I met Eugene when I first had a meeting with members of a magazine called Hyphen. Hyphen is churning out thoughtful, entertaining, risque, and brilliant work geared towards creating awareness of social issues, fostering a sense of community, and offering a platform for progressive Asian Americans to discuss what's on their minds today - AND it's run by a group of activists, organizers, journalists, multi-disciplinary artists, educators, and just people you'd want to hang out and have a beer with.
Eugene plans to film stories about the sharing economy. He is also planning to do ride alongs tomorrow with different drivers of cabs, Lyft, Sidecar, etc. He's hoping to also collaborate with other participants from Hyphen and CAAM, who will be covering topics like the future of Asian Americans in cities like SF, doing a walk through with District Supervisor Jane Kim for a SOMA beautification project, interviewing residents of Manilatown's International Hotel, exploring an art program and exhibit in Chinatown, filming a bike party and riding to a Bike Film Fest with the SF Bicycle Coalition, attending a comedy night at the Chinese Historical Society of America, and much more. Very excited to welcome Eugene and the rest of the Hyphen and CAAM team to One Day in SF.
Who are you and what is your profession?
I’m a freelance director, producer, cinematographer, animator and illustrator. I love visual storytelling. I work with organizations and individuals that include Fortune 500 firms, non-profits, startups, magazines and artists.
Can you tell us a little about your background and upbringing?
I’m a Bay Area native. Born in San Jose to Taiwanese immigrant parents, and raised in Cupertino, in the heart of the Silicon Valley. I earned my degree in economics from UCLA and did a three-year stint in the consulting world. After that I decided to take a leap and pursue my passion for filmmaking. I have been working professionally as a filmmaker, animator and illustrator since 2012.

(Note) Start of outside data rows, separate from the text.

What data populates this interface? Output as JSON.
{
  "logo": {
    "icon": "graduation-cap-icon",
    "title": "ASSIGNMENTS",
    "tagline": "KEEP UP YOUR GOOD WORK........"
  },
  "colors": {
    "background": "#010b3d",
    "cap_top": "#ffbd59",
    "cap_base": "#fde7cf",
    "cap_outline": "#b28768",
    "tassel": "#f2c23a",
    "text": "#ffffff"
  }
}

What inspired you to become a filmmaker?
Watching movies as a kid and being moved by what happened on screen. I think it’s the most powerful medium that exists today.
Who or what do you most admire?
I admire anyone who has passion and loves what they do for a living; they eat it, drink it, sleep it. It doesn’t matter if they’re a barista, an engineer, a teacher, or a banker, being around people with passion is inspiring.
What do you love about SF?
I love that it’s a city of hustlers. It’s competitive in the sense that bad ideas and laziness don’t survive here. This city draws hard working, talented and creative people of all persuasions, backgrounds, and industries.
What do you fear most for SF?
I fear San Francisco will become a city where money rules all, where ideas will be judged based on their economic value instead of their social values.
What do you hope for SF in the next 20 years?
I hope in 20 years SF will still be evolving, and it’ll be a city that never stagnates.